# Texing?



## stlouisbluesfan1 (Dec 12, 2011)

Is there an app to text to peoples phones from the Touchpad?


----------



## Nburnes (Oct 8, 2011)

My buddy uses Textfree all the time (it IS his cell) https://market.android.com/details?id=com.pinger.textfree&hl=en


----------



## mputtr (Aug 1, 2011)

maybe something like what'sapp or just using google talk to do the "texting"


----------



## crump84 (Aug 21, 2011)

Google voice..

Sent from my Ice Cream Speedy


----------



## dtugg (Nov 1, 2011)

crump84 said:


> Google voice..
> 
> Sent from my Ice Cream Speedy


This. My Google Voice number is also my cell number so I can text from my Touchpad (or from the computer via the website) and it will look like it came from my cell phone. I think you can only do this with Sprint though.


----------



## scariola (Nov 2, 2011)

dtugg said:


> This. My Google Voice number is also my cell number so I can text from my Touchpad (or from the computer via the website) and it will look like it came from my cell phone. I think you can only do this with Sprint though.

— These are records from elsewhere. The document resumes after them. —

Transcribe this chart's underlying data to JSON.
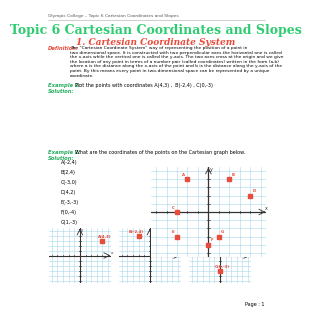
{
  "title": "Topic 6 Cartesian Coordinates and Slopes",
  "header": "Olympic College – Topic 6 Cartesian Coordinates and Slopes",
  "section1": "1. Cartesian Coordinate System",
  "definition_label": "Definition:",
  "definition_text": "The “Cartesian Coordinate System” way of representing the position of a point in\ntwo dimensional space. It is constructed with two perpendicular axes the horizontal one is called\nthe x-axis while the vertical one is called the y-axis. The two axes cross at the origin and we give\nthe location of any point in terms of a number pair (called coordinates) written in the form (a,b)\nwhere a is the distance along the x-axis of the point and b is the distance along the y-axis of the\npoint. By this means every point in two-dimensional space can be represented by a unique\ncoordinate.",
  "example1_label": "Example 1:",
  "example1_text": "Plot the points with coordinates A(4,3) ,  B(-2,4) , C(0,-3)",
  "solution_label": "Solution:",
  "example2_label": "Example 2:",
  "example2_text": "What are the coordinates of the points on the Cartesian graph below.",
  "solution2_label": "Solution:",
  "solution2_items": [
    "A(-2,4)",
    "B(2,4)",
    "C(-3,0)",
    "D(4,2)",
    "E(-3,-3)",
    "F(0,-4)",
    "G(1,-3)"
  ],
  "page_label": "Page : 1",
  "bg_color": "#ffffff",
  "title_color": "#2ecc71",
  "section_color": "#e74c3c",
  "example_color": "#27ae60",
  "solution_color": "#27ae60",
  "definition_label_color": "#e74c3c",
  "grid_color": "#a8d8ea",
  "axis_color": "#333333",
  "point_color": "#e74c3c",
  "text_color": "#000000",
  "header_color": "#555555"
}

Nope, Google voice works for T-Mobile hd2 and Touchpad just fine.

Sent from my HTC HD2 using Tapatalk


----------



## dtugg (Nov 1, 2011)

scariola said:


> Nope, Google voice works for T-Mobile hd2 and Touchpad just fine.
> 
> Sent from my HTC HD2 using Tapatalk


I'm not saying that Google Voice doesn't work with other carriers. I am saying that I am able to use the cell number I've had for almost ten years as my Google Voice number and that only Sprint lets me do that. Is that incorrect? Can you use your existing T-Mobile number as your Google Voice number? If someone texts your cell number will you be able get that on your Touchpad or the GV website? If you text somebody via the GV website or the app on your Touchpad, will the recipients see it as having come from your T-Mobile number?


----------



## mputtr (Aug 1, 2011)

you can use any US number you want. it's not limited to sprint.


----------



## escoe (Oct 29, 2011)

with my verizon # I can only use google-voice lite which doesnt support texting


----------



## NoMadMan (Nov 6, 2011)

porting ANY existing number to gv will work. one time 20 dollar fee (per US number) until Google disappears from the internet. I've ported 2 numbers. GV is my gateway for spams and any calls i dont like.

http://support.googl...&answer=1065667


----------



## dtugg (Nov 1, 2011)

NoMadMan said:


> porting ANY existing number to gv will work. one time 20 dollar fee until Google disappears from the internet. I've ported 2 numbers. GV is my gateway for spams and any calls i dont like.
> 
> http://support.google.com/voice/bin/answer.py?hl=en&answer=1065667


Yeah but then you cancel your cell service and possibly pay an ETF and worry about getting a new cell line if you don't happen to have a spare one.

With Sprint you don't have to worry about any of that.


----------



## NoMadMan (Nov 6, 2011)

i dont know about the specifics in US carriers. I use PBXes with GV to handle all my incoming and out going texts and calls from the US and Canada. And I'm based in Asia. I think i'v gone OT from the OP's request though. my bad..


----------



## Brawlking (Aug 28, 2011)

If you have an Android phone you can use an app called TexTab, it has a free version but it is limited. it connects to your phone through Bluetooth, doesnt really read your contacts well just shows phone numbers for the texts, and doesnt do MMS, but its easier than all the setup with Google Voice.


----------